Centennial class graduates

Kayci Detweiler of Kokomo, Ind., receives her Hesston College diploma from President Howard Keim at the college’s centennial commencement.

The 137 members of Hesston College’s 100th graduating class walked the stage on May 9, 2010, in a 9 a.m. service at Yost Center, and were addressed by faculty/staff “polar opposites” Tony Brown and Dustin Galyon on the topic “We must be the change.” Brown, who is a social science faculty member and artist-in-residence, described himself as “introverted, quiet, drawn to the mystical and contemplative, African American, sometimes reluctant and cautious and at times find it difficult to trust.” He wondered how much time it would take to bring together a collaborative commencement address with Dustin Galyon, the extroverted public speaker who is Hesston’s associate director of Admissions and men’s basketball coach.

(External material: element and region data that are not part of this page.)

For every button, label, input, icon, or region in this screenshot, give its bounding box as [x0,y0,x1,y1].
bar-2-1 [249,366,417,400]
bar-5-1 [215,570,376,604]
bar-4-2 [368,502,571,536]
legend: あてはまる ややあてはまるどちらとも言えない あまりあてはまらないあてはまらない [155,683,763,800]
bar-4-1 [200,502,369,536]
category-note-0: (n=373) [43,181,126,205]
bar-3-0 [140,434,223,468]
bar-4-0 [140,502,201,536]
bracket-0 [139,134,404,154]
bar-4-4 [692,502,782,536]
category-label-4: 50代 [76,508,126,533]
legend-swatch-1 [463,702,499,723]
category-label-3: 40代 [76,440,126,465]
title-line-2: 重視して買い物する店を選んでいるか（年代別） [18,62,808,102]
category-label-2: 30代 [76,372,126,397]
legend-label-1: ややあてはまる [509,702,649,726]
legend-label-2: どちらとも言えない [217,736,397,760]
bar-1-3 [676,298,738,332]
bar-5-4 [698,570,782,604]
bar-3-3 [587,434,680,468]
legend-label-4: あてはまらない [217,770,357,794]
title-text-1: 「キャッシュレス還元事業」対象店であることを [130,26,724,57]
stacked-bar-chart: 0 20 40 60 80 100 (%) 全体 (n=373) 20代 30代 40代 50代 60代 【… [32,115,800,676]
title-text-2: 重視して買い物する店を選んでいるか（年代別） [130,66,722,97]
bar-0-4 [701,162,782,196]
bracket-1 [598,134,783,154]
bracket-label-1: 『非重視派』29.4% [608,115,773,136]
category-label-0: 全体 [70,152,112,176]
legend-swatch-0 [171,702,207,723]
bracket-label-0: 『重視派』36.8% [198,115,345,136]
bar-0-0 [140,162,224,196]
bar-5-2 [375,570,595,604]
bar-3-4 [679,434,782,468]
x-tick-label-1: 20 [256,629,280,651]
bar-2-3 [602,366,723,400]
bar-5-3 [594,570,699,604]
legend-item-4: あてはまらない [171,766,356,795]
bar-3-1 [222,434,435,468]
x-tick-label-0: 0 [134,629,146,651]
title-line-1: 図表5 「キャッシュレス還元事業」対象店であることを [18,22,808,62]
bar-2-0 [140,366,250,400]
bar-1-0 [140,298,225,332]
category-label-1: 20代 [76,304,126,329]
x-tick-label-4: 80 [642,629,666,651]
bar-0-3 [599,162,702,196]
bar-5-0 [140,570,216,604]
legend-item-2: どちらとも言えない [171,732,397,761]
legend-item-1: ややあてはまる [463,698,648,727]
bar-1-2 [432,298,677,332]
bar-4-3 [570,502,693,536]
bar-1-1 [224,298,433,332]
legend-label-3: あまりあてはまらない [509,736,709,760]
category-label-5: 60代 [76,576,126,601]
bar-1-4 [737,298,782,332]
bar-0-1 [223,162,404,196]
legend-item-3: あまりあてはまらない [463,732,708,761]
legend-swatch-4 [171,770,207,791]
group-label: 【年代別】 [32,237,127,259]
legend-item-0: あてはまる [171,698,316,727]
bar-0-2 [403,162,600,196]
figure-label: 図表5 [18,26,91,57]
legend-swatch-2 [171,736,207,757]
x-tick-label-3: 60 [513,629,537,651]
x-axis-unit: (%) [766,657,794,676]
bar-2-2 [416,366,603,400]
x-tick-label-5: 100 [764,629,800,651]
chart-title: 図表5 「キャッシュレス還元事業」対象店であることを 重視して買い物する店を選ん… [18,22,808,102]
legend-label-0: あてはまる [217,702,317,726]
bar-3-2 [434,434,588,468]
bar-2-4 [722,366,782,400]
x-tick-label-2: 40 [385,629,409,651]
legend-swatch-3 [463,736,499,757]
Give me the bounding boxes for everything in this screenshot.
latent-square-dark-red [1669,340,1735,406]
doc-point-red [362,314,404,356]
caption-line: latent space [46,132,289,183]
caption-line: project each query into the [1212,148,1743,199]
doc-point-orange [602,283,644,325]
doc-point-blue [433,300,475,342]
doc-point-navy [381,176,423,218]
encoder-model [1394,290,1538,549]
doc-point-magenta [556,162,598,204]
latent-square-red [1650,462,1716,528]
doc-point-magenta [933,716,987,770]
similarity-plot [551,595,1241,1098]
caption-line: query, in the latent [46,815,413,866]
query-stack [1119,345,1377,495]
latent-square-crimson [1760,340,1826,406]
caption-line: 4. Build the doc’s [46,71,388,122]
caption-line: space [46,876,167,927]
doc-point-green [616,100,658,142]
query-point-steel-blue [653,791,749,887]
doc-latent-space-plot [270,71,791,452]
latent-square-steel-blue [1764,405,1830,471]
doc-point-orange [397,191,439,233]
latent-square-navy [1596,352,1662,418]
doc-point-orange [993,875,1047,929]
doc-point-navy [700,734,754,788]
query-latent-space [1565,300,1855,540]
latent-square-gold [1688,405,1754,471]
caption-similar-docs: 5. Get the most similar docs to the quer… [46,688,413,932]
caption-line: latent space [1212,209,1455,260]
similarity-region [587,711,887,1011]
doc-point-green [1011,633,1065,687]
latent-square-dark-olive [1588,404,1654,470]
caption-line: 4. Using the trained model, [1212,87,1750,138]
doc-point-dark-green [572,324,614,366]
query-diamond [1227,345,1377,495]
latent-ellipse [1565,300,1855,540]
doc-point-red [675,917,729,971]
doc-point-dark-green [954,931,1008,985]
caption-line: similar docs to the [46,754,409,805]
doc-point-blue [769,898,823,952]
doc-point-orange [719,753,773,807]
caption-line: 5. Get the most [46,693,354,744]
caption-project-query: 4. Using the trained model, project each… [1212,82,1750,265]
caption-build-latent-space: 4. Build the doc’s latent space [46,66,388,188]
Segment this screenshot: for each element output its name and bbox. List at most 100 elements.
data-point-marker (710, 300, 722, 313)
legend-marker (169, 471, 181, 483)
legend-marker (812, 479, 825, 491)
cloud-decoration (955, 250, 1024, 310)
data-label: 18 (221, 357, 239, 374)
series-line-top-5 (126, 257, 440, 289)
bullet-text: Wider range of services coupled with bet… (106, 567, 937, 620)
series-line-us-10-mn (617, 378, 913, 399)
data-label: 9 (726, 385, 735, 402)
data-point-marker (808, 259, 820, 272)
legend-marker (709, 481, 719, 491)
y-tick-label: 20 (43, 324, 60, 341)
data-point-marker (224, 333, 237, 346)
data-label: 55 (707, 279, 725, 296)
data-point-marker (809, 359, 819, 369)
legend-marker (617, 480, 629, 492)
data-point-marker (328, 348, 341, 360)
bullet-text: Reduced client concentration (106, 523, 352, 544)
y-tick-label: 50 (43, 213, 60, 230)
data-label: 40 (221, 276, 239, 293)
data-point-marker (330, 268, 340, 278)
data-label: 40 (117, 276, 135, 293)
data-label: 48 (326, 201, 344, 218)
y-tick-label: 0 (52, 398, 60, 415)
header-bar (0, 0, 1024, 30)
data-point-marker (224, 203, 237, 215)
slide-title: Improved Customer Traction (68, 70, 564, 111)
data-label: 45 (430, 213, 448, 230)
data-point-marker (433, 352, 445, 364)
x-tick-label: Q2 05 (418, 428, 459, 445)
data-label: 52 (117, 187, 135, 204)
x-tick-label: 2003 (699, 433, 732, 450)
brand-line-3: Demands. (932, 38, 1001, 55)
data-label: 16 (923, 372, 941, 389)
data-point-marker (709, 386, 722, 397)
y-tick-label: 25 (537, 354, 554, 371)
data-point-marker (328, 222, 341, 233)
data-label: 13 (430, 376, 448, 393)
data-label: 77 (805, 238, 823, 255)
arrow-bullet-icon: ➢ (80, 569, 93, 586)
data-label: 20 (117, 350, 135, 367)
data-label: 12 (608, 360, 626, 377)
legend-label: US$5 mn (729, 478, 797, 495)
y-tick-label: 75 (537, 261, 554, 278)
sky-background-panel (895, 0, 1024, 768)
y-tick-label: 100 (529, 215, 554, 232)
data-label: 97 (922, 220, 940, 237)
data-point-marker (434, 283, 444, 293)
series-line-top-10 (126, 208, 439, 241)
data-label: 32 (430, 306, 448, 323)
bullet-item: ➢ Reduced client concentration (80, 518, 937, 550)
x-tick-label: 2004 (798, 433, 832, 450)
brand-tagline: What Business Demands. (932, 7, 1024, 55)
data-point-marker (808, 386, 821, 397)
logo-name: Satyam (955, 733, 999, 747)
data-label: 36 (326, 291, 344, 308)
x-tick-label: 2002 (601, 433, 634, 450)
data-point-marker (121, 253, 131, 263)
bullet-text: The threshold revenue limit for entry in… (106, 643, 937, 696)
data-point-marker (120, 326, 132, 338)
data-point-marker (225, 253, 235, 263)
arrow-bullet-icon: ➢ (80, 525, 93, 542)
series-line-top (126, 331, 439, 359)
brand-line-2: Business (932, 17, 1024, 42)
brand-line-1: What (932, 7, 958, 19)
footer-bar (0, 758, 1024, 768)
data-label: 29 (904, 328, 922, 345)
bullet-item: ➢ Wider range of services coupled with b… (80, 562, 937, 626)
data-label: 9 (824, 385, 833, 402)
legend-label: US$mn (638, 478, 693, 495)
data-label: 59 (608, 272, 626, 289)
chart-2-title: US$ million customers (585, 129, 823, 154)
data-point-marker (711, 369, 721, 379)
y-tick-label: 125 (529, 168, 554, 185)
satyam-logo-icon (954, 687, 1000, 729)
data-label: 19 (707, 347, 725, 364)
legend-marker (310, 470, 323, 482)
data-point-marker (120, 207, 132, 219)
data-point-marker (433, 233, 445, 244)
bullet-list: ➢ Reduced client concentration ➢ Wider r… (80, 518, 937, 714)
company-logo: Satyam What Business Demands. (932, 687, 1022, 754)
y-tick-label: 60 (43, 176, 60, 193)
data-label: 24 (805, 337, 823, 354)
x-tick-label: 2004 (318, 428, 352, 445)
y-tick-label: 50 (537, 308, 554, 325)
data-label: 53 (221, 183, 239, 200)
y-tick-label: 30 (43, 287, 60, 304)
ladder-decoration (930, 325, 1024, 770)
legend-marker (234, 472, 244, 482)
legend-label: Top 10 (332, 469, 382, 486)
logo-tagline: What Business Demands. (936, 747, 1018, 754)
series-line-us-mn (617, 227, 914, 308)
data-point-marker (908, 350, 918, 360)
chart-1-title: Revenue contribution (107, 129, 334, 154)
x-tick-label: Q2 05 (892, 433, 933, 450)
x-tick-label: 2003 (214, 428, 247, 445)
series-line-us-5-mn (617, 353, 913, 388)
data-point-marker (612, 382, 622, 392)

“Despite my initial impulse to question, I am honored to have had the privilege of working with Dustin,” Brown said. “Crafting this address collaboratively in a give and take fashion was a metaphor for what is needed as we look ahead to life in the 21st century.”

“I understand now that this exercise was an important lesson in realizing the importance of interdependence,” Galyon said. “The seductive pull towards individualism is an ongoing challenge for most U.S. citizens. What is imperative now is that we must find the way to be in relationship with each other and to be changed by each other.”

Angela Bishop, in her student address, picked up on the relationships theme as well, noting that the all-inviting community of Hesston College made her feel welcome when she arrived and shaped her into a “stronger, more confident person” during her two years there.

“This is the strength of Hesston College—valuing its students, making room for them and welcoming them to a Christ-centered community,” Brown continued in his address. “This is a place where educational and emotional growth occurs. It is a sacred place where we are on the journey to discover our calling and how we will be related to the world. This is a place where we all are challenged to live committed lives that make a difference.”

Galyon noted that through technology, people can have face to face connections with people all over the world, and classrooms have limitless boundaries, but “we must not lose sight of the importance of living in community where we meet and touch the souls of those where we live. The world needs us to be present, our families need us to be present, and our culture needs us to be present.

“We are living in a rather exciting time as an interest in Anabaptism is springing up all around the world,” he continued. “Anabaptism must stress the importance of Jesus as central in all we do. He is the reference point around which we center our lives…. The inclusive movement must embrace people of all walks of life, accent Christian discipleship, emphasize peace and justice consistent with the values of Jesus Christ, and serve a wounded and broken world…. We can live in exclusive communities or we can celebrate, invite and seek those who would join with us in living out the Anabaptist vision.”

“Though we must be informed by the past, we cannot allow the past to control the future,” Brown concluded. “What is clear and spoken so eloquently by Mahatma Gandhi is that for the sake of our future, ‘We must be the change we want to see in the world.’”

Travis Duerksen, student commencement speaker, encouraged graduates to embrace uncertainty. “The months of April and May start to bring the wonderful questions of relatives and friends: ‘Well what are you doing after this?’ ‘Why?’ ‘Where are you going?’ ‘How will you live?’ ‘Can you cook?’” Duerksen said. “But must we know exactly what will happen tomorrow? In a month? In the next decade?

“(I prefer to) trust in the one certainty that truly exists in this world, because when you look at it, all of the other ‘certain’ things that we plan on, plan around, and plan for, aren’t really certain at all.”

Quoting a phrase Melissa Roth, pastor of Mountain Community Mennonite Church (Palmer Lake, Colo.) shared with him; Duerksen said “Just walk through the doors that God opens for you.”

“I like it because it keeps that uncertainty, that excitement of not knowing exactly how everything will work out, just knowing that God is ahead of you…and all that is required on your part is that action of stepping through the door, and being okay with following for awhile, and not always leading, knowing everything, and planning about how stuff will work out. Because in the end, it’ll all work out.”

In other weekend events, the college’s Nursing department presented pins to the 45 members of the nursing class of 2010 Saturday morning, May 8. Bible faculty member Michele Hershberger returned from a sabbatical at LCC International University in Klaipeda, Lithuania, to address the class which includes her daughter, Erin. Hershberger spoke on the theme “Sleeping in the Boat” based on Mark 4:35-41.

Hesston’s Pastoral Ministries faculty commissioned five graduates at a Saturday afternoon ceremony. Pastor David Greiser of North Baltimore (Md.) Mennonite Church preached on the theme, “View from the front.” Greiser shared from his experiences of returning to the pastorate after serving for three and a half years as director of Hesston’s Pastoral Ministries program.

The college’s European Chorale presented a home concert Saturday afternoon before departing May 11 on a three-week tour that includes stops in The Netherlands, Germany, France, Switzerland and Italy. And sophomore Matt Lehman directed a production of Doubt, a one-act play.

Carol Duerksen is a 1974 graduate of Hesston College and a freelance writer from Goessel, Kansas.